100 YEARS AGO IN MUSICAL AMERICA (147)

June 10, 1916
Page 28
Saint-Saëns Tells of Wartime Sufferings of Musicians


Violinist to Establish Institution on Principles That He Laid Down in His Settlement Work—”A Place Where People Will Come to Acquire Musical Knowledge for the Sheer Joy of It”—Clara Mannes Associated with Her Husband and Distinguished Faculty Is Assured

“IT is not that we are begging for help, but that we find it ‘très gentil’ in you to give it,” writes Saint-Saëns from Paris in acknowledgment of the performance at Carnegie Hall, New York, several weeks ago, for the benefit of members of the Paris Conservatoire and their families who are suffering by reason of the war.
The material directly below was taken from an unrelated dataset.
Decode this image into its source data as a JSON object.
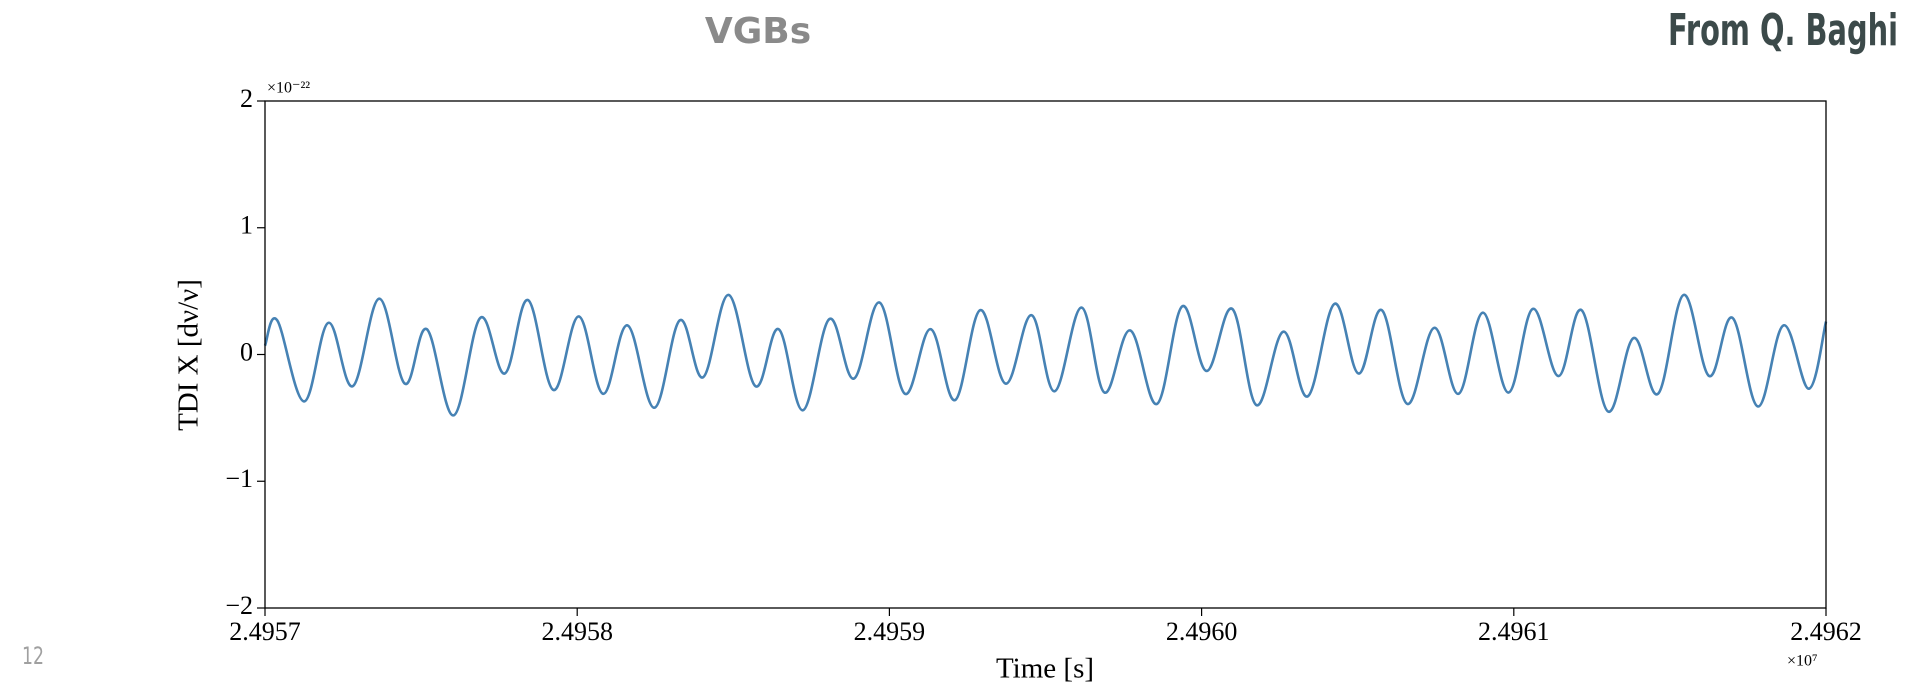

The veteran French musician, although eighty years of age and hence too old for service at the front, is working night and day for the relief of his younger fellow artists and their families left destitute in Paris.
“No one can appreciate the suffering, both mental and physical, of the artist,” the composer-pianist continues. “In the first place his art is dependent on prosperity—the first to go in times of warfare and of straitened circumstance. Then, too, he is naturally of a sensitive disposition. His art has trained him to dissimulate misfortunes beneath a smile. You know, I have seen whole artist families prefer to starve than to ask for help. Money is not all in relieving want. Tact is a necessary asset. One must give alms with great ‘sagesse.’
“As everyone knows, the great majority of French artists of all ranks have given themselves and their professions to their country’s service and are at the front. Their one desire and creed in these war times is to be of help, and their families are living self-sacrificingly up to their principles. Their one idea is to get along somehow, anyhow, but always without burdening the country. It is to save these from privation that the benefit in New York was organized. It is a remarkable fact that in many instances in which warrior musicians have suffered injury it has been with strange fatality in hand, finger or arm—injuries perhaps comparatively slight in themselves but capable of incapacitating the victim from further musical activity.
“The saddest cases come to our notice,” Saint-Saëns goes on. “Our people serving from the Conservatoire are not just boys. They are our greatest masters and professors who are out there fighting, and fighting more than physical battles.
“Word comes to us often of moral and spiritual comfort brought daily to their comrades by their music. They soothe the wounded in between fights and many an impromptu requiem has been sounded for the dead by those who just a little while ago were hailed as public favorites by enthusiastic white-gloved hands. Strange use their art has come to! It is too bad that only some and not all instruments are adaptable to trench warfare. I think it would greatly mitigate their sufferings if all artists could have access to their instruments.
“Music is a real force in warfare. It actually fights battles just as well as gunpowder. You know how this Conservatoire first came to be dedicated to music in place of being known as ‘L’Ecole Royale de Chant et de Declamation’? War is the answer. In 1793 during our great French Revolution they needed military musicians to fight their battles. To supply the need they changed the school from an elocutionary to a musical institution to provide the necessary soldier musicians to fife and drum their troops to victory.
“So often I am asked if I think the war will break the artistic backbone of my country. We will be impoverished, naturally. But that which will be left must strike a deeper, truer note, for out of great suffering·is made great art.
“We look to America to help us to preserve our artistry. While we are of necessity breaking down and sacrificing our nation’s life from day to day, but always nearer to a finer and more lasting peace, it is America’s privilege to build instead of break. In so doing she is privileged to play the part of safe deposit vault for all the dearest and most precious treasures of the nations of the world.”